The vendor also could earn a $1 bonus for each dollar by which it exceeds a revenue threshold set by the state, but would have to pay the state dollar-for-dollar if it falls below that benchmark, he said. He did not say what that threshold was. He did say that the vendors believed they could increase the revenue returned to the state by as much as 20 percent, though they did not think that increase would be sustainable.
"It doesn't seem that different from what we have today," said commission member Jennifer Alvey. Browning said part of the increased revenue would come from a plan to "broaden the player base."
"We're not out to expand gambling," he said. "We just want to attract people who don't necessarily play today."
But asked after the public session how the state could attract more players without expanding gambling, Browning replied: "That depends on your definition of expanding gambling."It is not clear why the Lottery Commission, with members appointed by Governor Daniels, seems intent on tying the hands of the next Governor. The next Governor will assume office within three months. Yet the Commission will be entering into a 15 year contract with a vendor. If it is a bad deal, the next Governor is stuck. Bad deals have in fact happened. Illinois' effort at lottery management privatization is now tied up in the court, a disturbing reminder of Indiana's failed Medicaid privatization effort that resulted in litigation costing the State's taxpayers tens of millions of dollars.
I have not seen where either gubernatorial candidate has discussed specifically the lottery privatization. On the campaign trail, Republican Mike Pence, in general, has expressed stronger support for privatization than Democrat John Gregg. Pence though has said the merits of privatization would be something he would have to look at closely on a case by case basis.
Pence, if given a chance, may well opt against privatization for an important political reason. He is a favorite of Christian conservatives, a constituency that strongly opposes the expansion of gambling in Indiana. That constituency may well not support the privatization of the lottery management, which is premised on a hope, if not a requirement, that gambling in Indiana be expanded to get new players.
Why not hold off until early next year so that the Governor can decide such an important topic? At the very least, Pence and Gregg should have input on a decision that will tie their hands for the next four years.
If the government wants to turn an industry over to private operators, hooray. Let the market provide the best products with prices and services preferred by consumers.
What Indiana does is tyranny. The state enters a market; bars all others from entering or competing in the market; creates a monopoly, then sells off monopoly rights.
That's not "privatization." That's insidious regulation-for-hire, restraint-of-trade, anti-competition, and a complete usurpation of the social contract and the agreed role of government.
Cato, you identify the problem correctly. Giving a company a long-term, monopoly contract is not privatization as it was meant to be.

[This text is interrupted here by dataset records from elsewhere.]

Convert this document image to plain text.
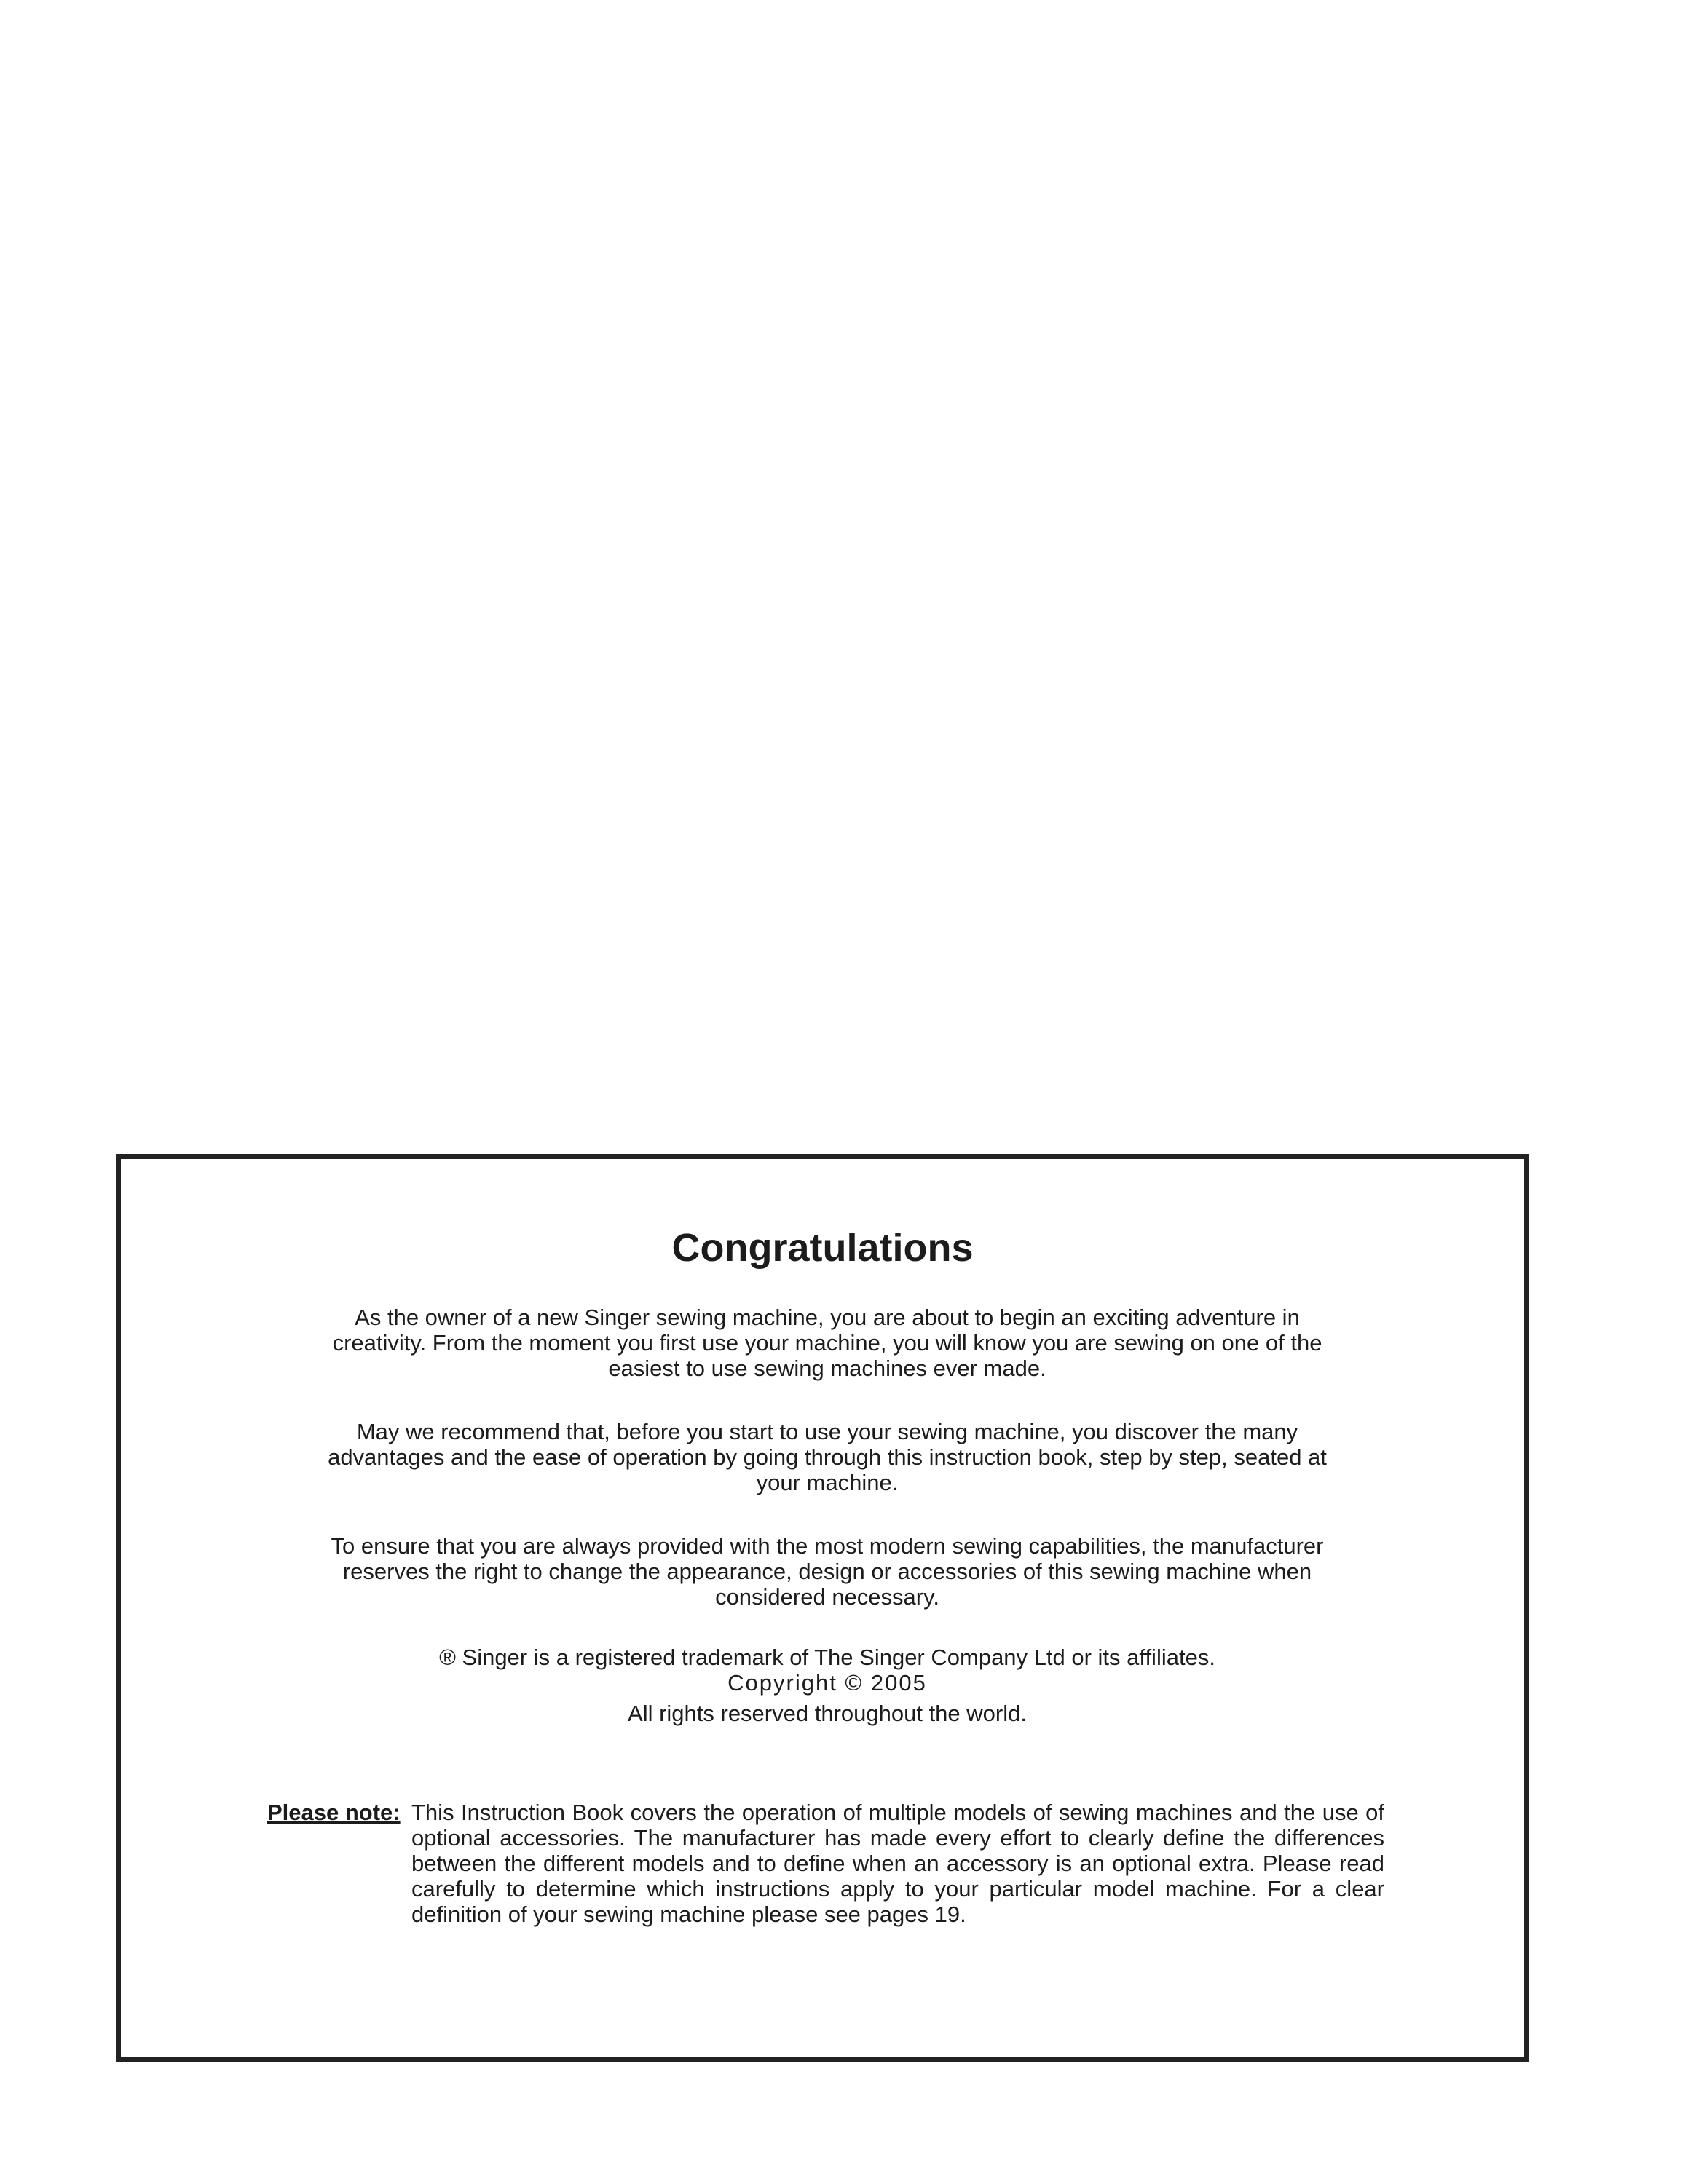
Congratulations

As the owner of a new Singer sewing machine, you are about to begin an exciting adventure in creativity. From the moment you first use your machine, you will know you are sewing on one of the easiest to use sewing machines ever made.

May we recommend that, before you start to use your sewing machine, you discover the many advantages and the ease of operation by going through this instruction book, step by step, seated at your machine.

To ensure that you are always provided with the most modern sewing capabilities, the manufacturer reserves the right to change the appearance, design or accessories of this sewing machine when considered necessary.

® Singer is a registered trademark of The Singer Company Ltd or its affiliates.

Copyright © 2005

All rights reserved throughout the world.

Please note: This Instruction Book covers the operation of multiple models of sewing machines and the use of optional accessories. The manufacturer has made every effort to clearly define the differences between the different models and to define when an accessory is an optional extra. Please read carefully to determine which instructions apply to your particular model machine. For a clear definition of your sewing machine please see pages 19.
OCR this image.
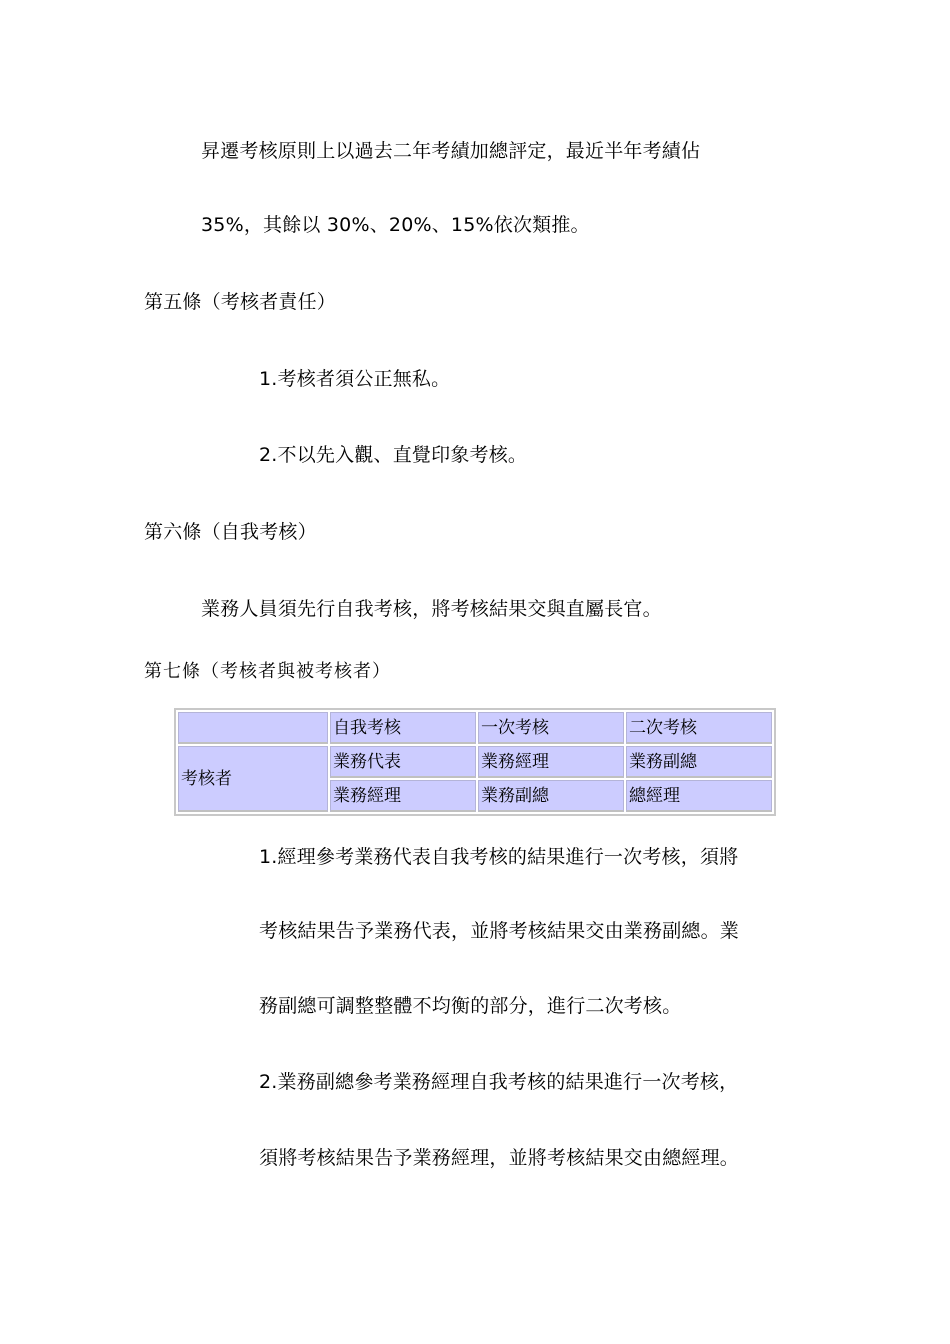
昇遷考核原則上以過去二年考績加總評定，最近半年考績佔
35%，其餘以 30%、20%、15%依次類推。
第五條（考核者責任）
1.考核者須公正無私。
2.不以先入觀、直覺印象考核。
第六條（自我考核）
業務人員須先行自我考核，將考核結果交與直屬長官。
第七條（考核者與被考核者）
	自我考核	一次考核	二次考核
考核者	業務代表	業務經理	業務副總
	業務經理	業務副總	總經理
1.經理參考業務代表自我考核的結果進行一次考核，須將
考核結果告予業務代表，並將考核結果交由業務副總。業
務副總可調整整體不均衡的部分，進行二次考核。
2.業務副總參考業務經理自我考核的結果進行一次考核，
須將考核結果告予業務經理，並將考核結果交由總經理。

The main goal of having a state lottery is to maximum revenue for the state. If this process is turned over to a private entity, the state's revenue will be reduced by the private entity's need to make its own revenue. We can already see this in the proposals, because the entities want to impose penalties on vendors whose sales fall This is a prime example, much like the Marion County parking meter deal, where the main purpose of a government program is forgotten in the name of privatization.